New Music Reviews (9/20)

Album Reviews
09/20/2021
KEXP

Each week, Music Director Don Yates shares brief insights on new and upcoming releases for KEXP's rotation. These reviews help our DJs decide on what they want to play. See what we added this week below (and on our Charts page), including new releases from Little Simz, José González, Sleigh Bells, and more.


Adia Victoria – A Southern Gothic (Canvasback/Atlantic)
This Spartanburg, SC-bred, Nashville-based artist’s third album is a powerful blend of blues, folk-rock and other styles, with an often-dark, atmospheric sound combining guitars, keyboards, strings, banjo and more with her haunting, breathy vocals and lyrics revolving around the lives and resilience of Southern black folks. Special guests include Margo Price, Jason Isbell and The National’s Matt Berninger.

José González – Local Valley (Mute)
The fourth album (and first in six years) from this Swedish artist of Argentine heritage is a well-crafted set of understated, rhythm-driven folk-pop, combining intricate finger-picked acoustic guitar containing occasional echoes of desert blues, rumba and other styles with hypnotic melodies, ambient bird sounds and hushed, layered vocals featuring Gonzalez singing in English, Swedish and Spanish for the first time, along with lyrics reflecting love, hope and community during troubled times.

Sleigh Bells – Texis (Mom+Pop)
This Brooklyn duo’s fifth album (and first in five years) is a potent set of hook-filled noise-pop with a dynamic sound combining crunchy guitars, bright synths, distorted drum machines and energetic rhythms with motivational lyrics and sparkling pop melodies.

Talaya. – Existential Soul (self-released)
This Seattle artist’s debut album is a well-crafted set of moody R&B inflected at times with jazz, funk, hip hop, folk and other styles, combining an atmospheric sound with her soulful vocals and lyrics blending the political and the personal.

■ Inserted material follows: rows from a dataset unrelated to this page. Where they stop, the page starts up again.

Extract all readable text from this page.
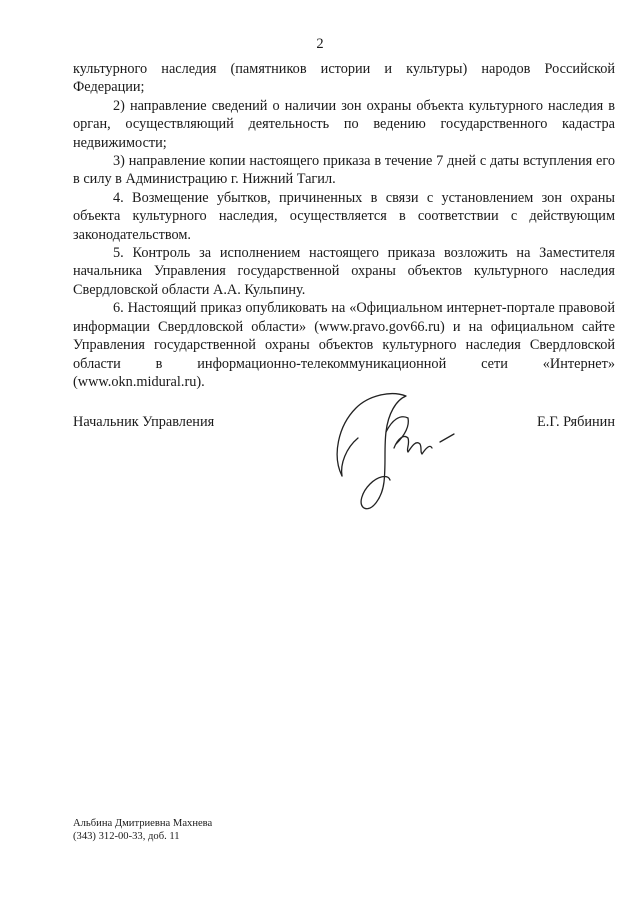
2

культурного наследия (памятников истории и культуры) народов Российской Федерации;

2) направление сведений о наличии зон охраны объекта культурного наследия в орган, осуществляющий деятельность по ведению государственного кадастра недвижимости;

3) направление копии настоящего приказа в течение 7 дней с даты вступления его в силу в Администрацию г. Нижний Тагил.

4. Возмещение убытков, причиненных в связи с установлением зон охраны объекта культурного наследия, осуществляется в соответствии с действующим законодательством.

5. Контроль за исполнением настоящего приказа возложить на Заместителя начальника Управления государственной охраны объектов культурного наследия Свердловской области А.А. Кульпину.

6. Настоящий приказ опубликовать на «Официальном интернет-портале правовой информации Свердловской области» (www.pravo.gov66.ru) и на официальном сайте Управления государственной охраны объектов культурного наследия Свердловской области в информационно-телекоммуникационной сети «Интернет» (www.okn.midural.ru).

Начальник Управления	Е.Г. Рябинин
Альбина Дмитриевна Махнева
(343) 312-00-33, доб. 11
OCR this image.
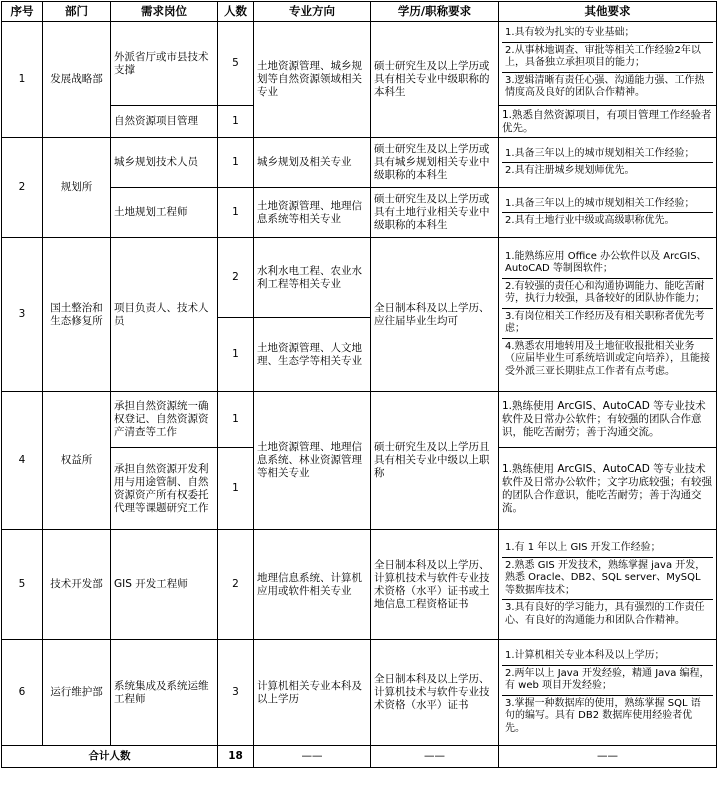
序号	部门	需求岗位	人数	专业方向	学历/职称要求	其他要求
1	发展战略部	外派省厅或市县技术支撑	5	土地资源管理、城乡规划等自然资源领域相关专业	硕士研究生及以上学历或具有相关专业中级职称的本科生	1.具有较为扎实的专业基础；
2.从事林地调查、审批等相关工作经验2年以上，具备独立承担项目的能力；
3.逻辑清晰有责任心强、沟通能力强、工作热情度高及良好的团队合作精神。

		自然资源项目管理	1			1.熟悉自然资源项目，有项目管理工作经验者优先。
2	规划所	城乡规划技术人员	1	城乡规划及相关专业	硕士研究生及以上学历或具有城乡规划相关专业中级职称的本科生	1.具备三年以上的城市规划相关工作经验；
2.具有注册城乡规划师优先。

		土地规划工程师	1	土地资源管理、地理信息系统等相关专业	硕士研究生及以上学历或具有土地行业相关专业中级职称的本科生	1.具备三年以上的城市规划相关工作经验；
2.具有土地行业中级或高级职称优先。

3	国土整治和生态修复所	项目负责人、技术人员	2	水利水电工程、农业水利工程等相关专业	全日制本科及以上学历、应往届毕业生均可	1.能熟练应用 Office 办公软件以及 ArcGIS、AutoCAD 等制图软件；
2.有较强的责任心和沟通协调能力、能吃苦耐劳，执行力较强，具备较好的团队协作能力；
3.有岗位相关工作经历及有相关职称者优先考虑；
4.熟悉农用地转用及土地征收报批相关业务（应届毕业生可系统培训或定向培养），且能接受外派三亚长期驻点工作者有点考虑。

			1	土地资源管理、人文地理、生态学等相关专业		
4	权益所	承担自然资源统一确权登记、自然资源资产清查等工作	1	土地资源管理、地理信息系统、林业资源管理等相关专业	硕士研究生及以上学历且具有相关专业中级以上职称	1.熟练使用 ArcGIS、AutoCAD 等专业技术软件及日常办公软件；有较强的团队合作意识，能吃苦耐劳；善于沟通交流。
		承担自然资源开发利用与用途管制、自然资源资产所有权委托代理等课题研究工作	1			1.熟练使用 ArcGIS、AutoCAD 等专业技术软件及日常办公软件；文字功底较强；有较强的团队合作意识，能吃苦耐劳；善于沟通交流。
5	技术开发部	GIS 开发工程师	2	地理信息系统、计算机应用或软件相关专业	全日制本科及以上学历、计算机技术与软件专业技术资格（水平）证书或土地信息工程资格证书	1.有 1 年以上 GIS 开发工作经验；
2.熟悉 GIS 开发技术，熟练掌握 java 开发，熟悉 Oracle、DB2、SQL server、MySQL 等数据库技术；
3.具有良好的学习能力，具有强烈的工作责任心、有良好的沟通能力和团队合作精神。

6	运行维护部	系统集成及系统运维工程师	3	计算机相关专业本科及以上学历	全日制本科及以上学历、计算机技术与软件专业技术资格（水平）证书	1.计算机相关专业本科及以上学历；
2.两年以上 Java 开发经验，精通 Java 编程，有 web 项目开发经验；
3.掌握一种数据库的使用，熟练掌握 SQL 语句的编写。具有 DB2 数据库使用经验者优先。

合计人数			18	——	——	——
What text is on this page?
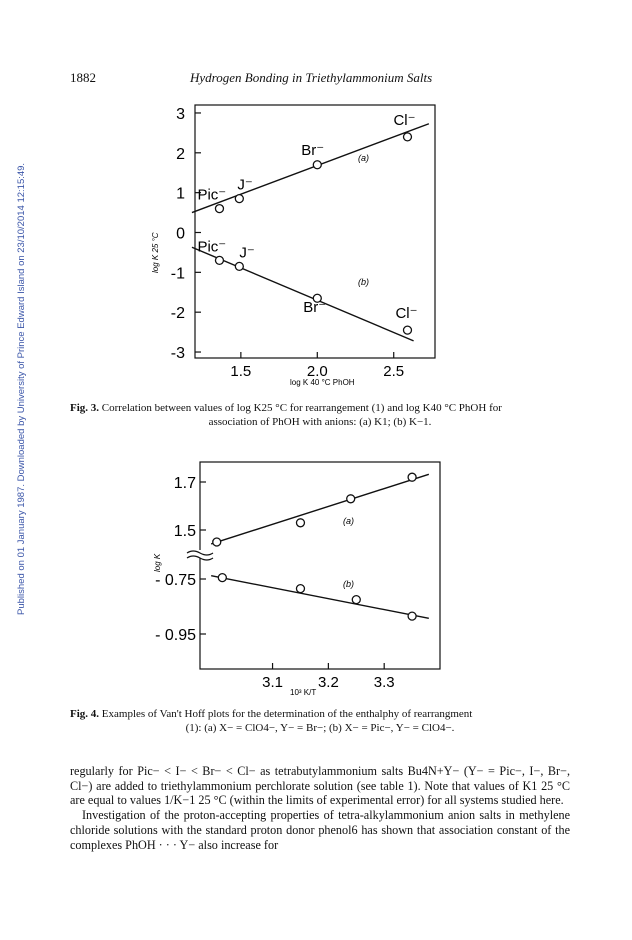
Published on 01 January 1987. Downloaded by University of Prince Edward Island on 23/10/2014 12:15:49.
1882	Hydrogen Bonding in Triethylammonium Salts
3
2
1
0
-1
-2
-3
1.5	2.0	2.5
Pic⁻
J⁻
Br⁻
Cl⁻
Pic⁻ J⁻
Br⁻	Cl⁻
(a)
(b)
log K 25 °C
log K 40 °C PhOH
Fig. 3. Correlation between values of log K25 °C for rearrangement (1) and log K40 °C PhOH for
association of PhOH with anions: (a) K1; (b) K−1.
1.7
1.5
- 0.75
- 0.95
3.1 3.2 3.3
(a)
(b)
log K
10³ K/T
Fig. 4. Examples of Van't Hoff plots for the determination of the enthalphy of rearrangment
(1): (a) X− = ClO4−, Y− = Br−; (b) X− = Pic−, Y− = ClO4−.

regularly for Pic− < I− < Br− < Cl− as tetrabutylammonium salts Bu4N+Y− (Y− = Pic−, I−, Br−, Cl−) are added to triethylammonium perchlorate solution (see table 1). Note that values of K1 25 °C are equal to values 1/K−1 25 °C (within the limits of experimental error) for all systems studied here.

Investigation of the proton-accepting properties of tetra-alkylammonium anion salts in methylene chloride solutions with the standard proton donor phenol6 has shown that association constant of the complexes PhOH · · · Y− also increase for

The Gift of Gab – Finding Inspiration Somehow (Nature Sounds)
This Bay Area rapper (and one-half of the duo Blackalicious) passed away in June at the age of 50. His fourth and final solo album is a potent set of hip hop combining a warm, often funk and soul-steeped sound with his dexterous flow and hard-hitting lyrics alternating between boisterous battle raps and politically charged rhymes aimed at gentrification, poverty and racism.

Bad Bad Hats – Walkman (Don Giovanni)
This Minneapolis trio’s third album is a well-crafted set of hook-filled indie-rock with a warm, ‘90s-influenced sound featuring jangly guitars, bright keyboards and buoyant harmonies.

Jordan Rakei – What We Call Life (Ninja Tune)
This New Zealand-born, Australian-raised and London-based artist’s fourth album is a potent set of expansive R&B combining a variety of electronic and acoustic instrumentation with his soulful vocals and lyrics of self-discovery.

Ashley Shadow – Only the End (felte)
This Vancouver, BC artist’s second album is a solid set of moody, country-tinged folk-rock combining fuzzy guitars, atmospheric keyboards and occasional mandolin and pedal steel with her quavering vocals and lyrics of struggle and resilience.

Mild High Club – Going Going Gone (Stones Throw)
The fourth Mild High Club album from LA artist Alexander Brettin is a spacy, at times disorienting blend of psych-pop, jazz, prog-rock, bossa nova and other styles, combining a shape-shifting sound with politically charged lyrics and dreamy melodies.

anaiis – this is no longer a dream (dream sequence)
This French Senegalese artist’s second album is an evocative set of atmospheric R&B combining a moody sound with her slightly raspy vocals and introspective lyrics of emotional turmoil and resilience.

Adeline – Adi Oasis EP (Unity)
The latest EP from this French Caribbean artist (and former lead vocalist for Brooklyn band Escort) is a solid seven-song set of occasionally jazz-tinged R&B and funk combining pillowy keyboards and mostly laid-back rhythms with her velvety vocals and buoyant melodies.

Nala Sinephro – Space 1.8 (Warp)
This London-based, Caribbean-Belgian harpist’s debut album is an often-mesmerizing blend of ambient, spiritual jazz, electronic, folk and other styles, combining spacy modular synths, celestial harp, gentle guitar, emotive sax and delicate piano into dreamy swirls of sound.

Machinedrum – Psyconia EP (Ninja Tune)
The latest release from this LA-based producer (aka Travis Stewart) is a six-song EP blending drum ‘n’ bass, hip hop, techno, broken beat and more, combining propulsive soundscapes with a variety of guest vocalists including Angelica Bess, Deniro Farrar, Chrome Sparks and Jorge Elebrecht.

Metronomy – Posse EP Volume 1 (Because Music)
This British band’s latest EP features collaborations with a variety of guest vocalists on songs ranging from propulsive hip hop and brooding indie-rock to atmospheric synth-pop and hypnotic, folk-tinged pop.